Inversion in the context of the video refers to the process of flipping binary digits from 0 to 1 or from 1 to 0. This is part of the trick mentioned for converting a positive two's complement number to its negative equivalent, where after copying the binary digits up to the first one, all subsequent digits are inverted.

Highlights

Binary representation of the smallest number is zero, with all bits set to zero.

Adding ones to any column in binary increases the value of a number.

Negative numbers in binary are represented using two's complement.

The car's milometer analogy explains the concept of negative values in binary.

In two's complement, positive numbers start with a zero, and negative numbers start with a one.

The most significant bit (MSB) in two's complement represents negative values.

The process of representing the positive number 117 in binary is explained.

The process of representing the negative version of 117 in binary using two's complement is detailed.

A neat trick is described for converting a two's complement number into its negative version.

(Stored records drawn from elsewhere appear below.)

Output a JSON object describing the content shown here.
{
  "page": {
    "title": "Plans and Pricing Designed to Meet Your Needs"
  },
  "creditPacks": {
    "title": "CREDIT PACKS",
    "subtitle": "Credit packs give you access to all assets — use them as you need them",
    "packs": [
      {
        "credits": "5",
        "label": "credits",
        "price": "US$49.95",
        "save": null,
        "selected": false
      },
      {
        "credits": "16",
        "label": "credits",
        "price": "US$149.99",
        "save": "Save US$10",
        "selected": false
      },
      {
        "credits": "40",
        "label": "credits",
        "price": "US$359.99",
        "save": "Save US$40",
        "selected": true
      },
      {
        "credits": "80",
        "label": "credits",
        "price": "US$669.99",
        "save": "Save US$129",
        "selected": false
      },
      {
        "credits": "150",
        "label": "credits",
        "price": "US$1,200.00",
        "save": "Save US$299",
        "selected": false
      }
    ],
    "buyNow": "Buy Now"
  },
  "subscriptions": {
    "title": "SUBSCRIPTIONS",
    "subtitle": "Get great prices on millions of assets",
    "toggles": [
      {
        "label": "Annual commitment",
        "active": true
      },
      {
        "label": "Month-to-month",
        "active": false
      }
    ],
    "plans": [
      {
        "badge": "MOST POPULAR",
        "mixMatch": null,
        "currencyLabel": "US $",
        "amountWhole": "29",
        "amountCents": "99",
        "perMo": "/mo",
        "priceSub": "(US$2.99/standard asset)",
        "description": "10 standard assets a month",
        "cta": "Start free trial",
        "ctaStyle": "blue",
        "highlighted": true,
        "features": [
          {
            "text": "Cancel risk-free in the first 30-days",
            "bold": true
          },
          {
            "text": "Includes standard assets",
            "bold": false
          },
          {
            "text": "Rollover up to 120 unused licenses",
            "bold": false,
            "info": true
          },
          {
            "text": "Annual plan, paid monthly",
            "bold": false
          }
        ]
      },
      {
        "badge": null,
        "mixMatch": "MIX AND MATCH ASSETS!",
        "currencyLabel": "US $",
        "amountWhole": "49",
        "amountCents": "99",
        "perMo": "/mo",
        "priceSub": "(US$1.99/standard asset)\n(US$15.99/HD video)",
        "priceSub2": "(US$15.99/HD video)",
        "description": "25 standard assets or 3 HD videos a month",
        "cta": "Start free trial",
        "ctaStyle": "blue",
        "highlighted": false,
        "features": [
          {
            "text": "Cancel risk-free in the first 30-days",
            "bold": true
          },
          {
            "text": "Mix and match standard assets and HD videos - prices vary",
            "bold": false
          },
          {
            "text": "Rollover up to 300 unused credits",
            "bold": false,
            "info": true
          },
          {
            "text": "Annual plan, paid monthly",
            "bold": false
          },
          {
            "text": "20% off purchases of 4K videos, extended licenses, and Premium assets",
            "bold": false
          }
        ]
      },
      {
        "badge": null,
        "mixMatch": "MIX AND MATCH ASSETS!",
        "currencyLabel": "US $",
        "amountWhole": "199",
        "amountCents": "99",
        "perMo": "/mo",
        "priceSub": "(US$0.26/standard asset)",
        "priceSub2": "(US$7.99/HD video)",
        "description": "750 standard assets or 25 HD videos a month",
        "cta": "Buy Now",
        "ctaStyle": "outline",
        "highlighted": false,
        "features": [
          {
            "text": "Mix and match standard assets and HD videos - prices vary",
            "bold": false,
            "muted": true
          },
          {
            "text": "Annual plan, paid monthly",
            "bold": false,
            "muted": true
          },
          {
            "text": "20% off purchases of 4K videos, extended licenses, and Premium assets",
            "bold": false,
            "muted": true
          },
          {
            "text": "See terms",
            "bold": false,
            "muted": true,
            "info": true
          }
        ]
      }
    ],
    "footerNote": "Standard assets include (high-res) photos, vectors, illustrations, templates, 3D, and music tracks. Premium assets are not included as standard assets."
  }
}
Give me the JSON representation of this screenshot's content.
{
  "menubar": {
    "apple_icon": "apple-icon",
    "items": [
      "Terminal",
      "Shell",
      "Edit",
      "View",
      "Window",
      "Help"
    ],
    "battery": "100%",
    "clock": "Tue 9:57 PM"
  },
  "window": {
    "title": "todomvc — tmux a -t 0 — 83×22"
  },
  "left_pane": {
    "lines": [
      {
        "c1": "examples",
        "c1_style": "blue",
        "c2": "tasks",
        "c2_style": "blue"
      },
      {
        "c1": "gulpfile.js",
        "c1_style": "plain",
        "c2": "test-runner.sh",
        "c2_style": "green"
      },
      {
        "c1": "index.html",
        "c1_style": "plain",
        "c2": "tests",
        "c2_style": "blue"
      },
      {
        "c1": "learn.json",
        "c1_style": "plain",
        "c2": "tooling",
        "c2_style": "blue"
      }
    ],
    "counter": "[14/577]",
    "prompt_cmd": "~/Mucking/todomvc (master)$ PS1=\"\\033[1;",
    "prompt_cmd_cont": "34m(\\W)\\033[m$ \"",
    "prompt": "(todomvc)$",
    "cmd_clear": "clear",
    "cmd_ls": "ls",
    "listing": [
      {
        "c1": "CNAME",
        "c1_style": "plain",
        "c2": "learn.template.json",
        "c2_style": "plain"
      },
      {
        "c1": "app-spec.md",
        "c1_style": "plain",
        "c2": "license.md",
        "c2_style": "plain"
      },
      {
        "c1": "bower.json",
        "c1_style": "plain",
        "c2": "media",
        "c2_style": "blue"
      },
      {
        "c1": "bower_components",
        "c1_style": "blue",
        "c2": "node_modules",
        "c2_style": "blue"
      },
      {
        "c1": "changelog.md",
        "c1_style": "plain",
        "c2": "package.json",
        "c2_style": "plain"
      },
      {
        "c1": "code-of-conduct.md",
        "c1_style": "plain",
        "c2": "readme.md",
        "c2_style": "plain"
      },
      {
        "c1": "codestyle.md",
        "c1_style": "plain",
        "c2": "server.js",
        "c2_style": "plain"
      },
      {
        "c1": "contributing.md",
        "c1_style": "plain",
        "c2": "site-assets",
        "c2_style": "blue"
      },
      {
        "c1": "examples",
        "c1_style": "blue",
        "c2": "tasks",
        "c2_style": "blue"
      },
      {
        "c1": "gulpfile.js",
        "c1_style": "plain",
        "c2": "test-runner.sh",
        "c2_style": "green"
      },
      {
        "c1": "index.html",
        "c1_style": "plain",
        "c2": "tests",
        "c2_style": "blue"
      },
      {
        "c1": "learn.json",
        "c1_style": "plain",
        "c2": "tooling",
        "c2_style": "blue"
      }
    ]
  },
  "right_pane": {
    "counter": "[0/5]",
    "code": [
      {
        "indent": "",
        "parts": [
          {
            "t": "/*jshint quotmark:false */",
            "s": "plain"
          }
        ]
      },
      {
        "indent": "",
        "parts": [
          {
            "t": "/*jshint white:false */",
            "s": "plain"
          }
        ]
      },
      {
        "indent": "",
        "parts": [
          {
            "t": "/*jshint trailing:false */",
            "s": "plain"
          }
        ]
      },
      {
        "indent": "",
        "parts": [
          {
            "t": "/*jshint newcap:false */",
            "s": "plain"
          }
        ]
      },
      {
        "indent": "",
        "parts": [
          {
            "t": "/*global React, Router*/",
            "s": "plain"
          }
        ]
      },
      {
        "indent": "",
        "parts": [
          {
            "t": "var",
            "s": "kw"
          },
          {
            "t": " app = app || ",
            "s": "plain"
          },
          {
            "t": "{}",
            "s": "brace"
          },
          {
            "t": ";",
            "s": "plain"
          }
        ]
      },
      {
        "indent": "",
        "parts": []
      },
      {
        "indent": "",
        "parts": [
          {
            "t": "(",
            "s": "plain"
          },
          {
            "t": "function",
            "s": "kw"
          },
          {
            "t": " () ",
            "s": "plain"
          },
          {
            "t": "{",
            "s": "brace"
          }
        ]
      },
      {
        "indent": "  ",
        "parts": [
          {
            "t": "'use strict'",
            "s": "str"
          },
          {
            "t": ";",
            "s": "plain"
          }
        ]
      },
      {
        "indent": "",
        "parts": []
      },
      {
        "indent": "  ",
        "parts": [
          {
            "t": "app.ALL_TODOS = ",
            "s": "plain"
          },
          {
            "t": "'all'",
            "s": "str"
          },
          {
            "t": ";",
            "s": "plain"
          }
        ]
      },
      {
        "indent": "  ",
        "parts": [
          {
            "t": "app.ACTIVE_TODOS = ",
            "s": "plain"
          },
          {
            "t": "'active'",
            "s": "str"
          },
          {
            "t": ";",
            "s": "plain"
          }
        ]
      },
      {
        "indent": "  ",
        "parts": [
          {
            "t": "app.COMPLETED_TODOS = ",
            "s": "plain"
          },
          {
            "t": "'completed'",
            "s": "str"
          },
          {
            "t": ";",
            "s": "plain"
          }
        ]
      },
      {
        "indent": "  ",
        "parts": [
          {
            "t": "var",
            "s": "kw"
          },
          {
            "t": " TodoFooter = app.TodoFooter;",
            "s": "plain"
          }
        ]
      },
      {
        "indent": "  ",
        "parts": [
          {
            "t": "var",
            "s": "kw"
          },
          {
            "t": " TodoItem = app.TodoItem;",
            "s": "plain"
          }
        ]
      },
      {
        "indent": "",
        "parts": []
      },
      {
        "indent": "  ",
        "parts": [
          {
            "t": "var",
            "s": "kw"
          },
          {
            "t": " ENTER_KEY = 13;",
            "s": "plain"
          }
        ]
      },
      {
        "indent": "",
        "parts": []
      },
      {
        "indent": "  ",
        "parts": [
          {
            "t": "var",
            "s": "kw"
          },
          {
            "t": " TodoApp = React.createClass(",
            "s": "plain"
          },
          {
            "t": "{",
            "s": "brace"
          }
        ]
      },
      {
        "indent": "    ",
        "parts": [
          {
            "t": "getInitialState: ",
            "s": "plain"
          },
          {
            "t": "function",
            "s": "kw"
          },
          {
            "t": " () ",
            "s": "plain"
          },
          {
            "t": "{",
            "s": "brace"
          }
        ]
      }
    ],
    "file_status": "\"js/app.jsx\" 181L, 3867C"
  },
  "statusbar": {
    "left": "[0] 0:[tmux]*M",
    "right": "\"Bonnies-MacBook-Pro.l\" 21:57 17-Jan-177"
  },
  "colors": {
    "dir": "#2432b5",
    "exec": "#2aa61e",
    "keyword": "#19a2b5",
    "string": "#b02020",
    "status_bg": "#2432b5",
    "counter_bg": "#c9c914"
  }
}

The trick involves copying digits from the positive version up to and including the first one, then inverting the rest.

The conversion of positive 12 to negative 12 using the described trick is demonstrated.

The upcoming video series will teach how to add two binary numbers together.

The addition of +12 and -12 in binary should result in zero, proving the correctness of the representation.

The video concludes with a prompt to practice binary addition after watching the upcoming video.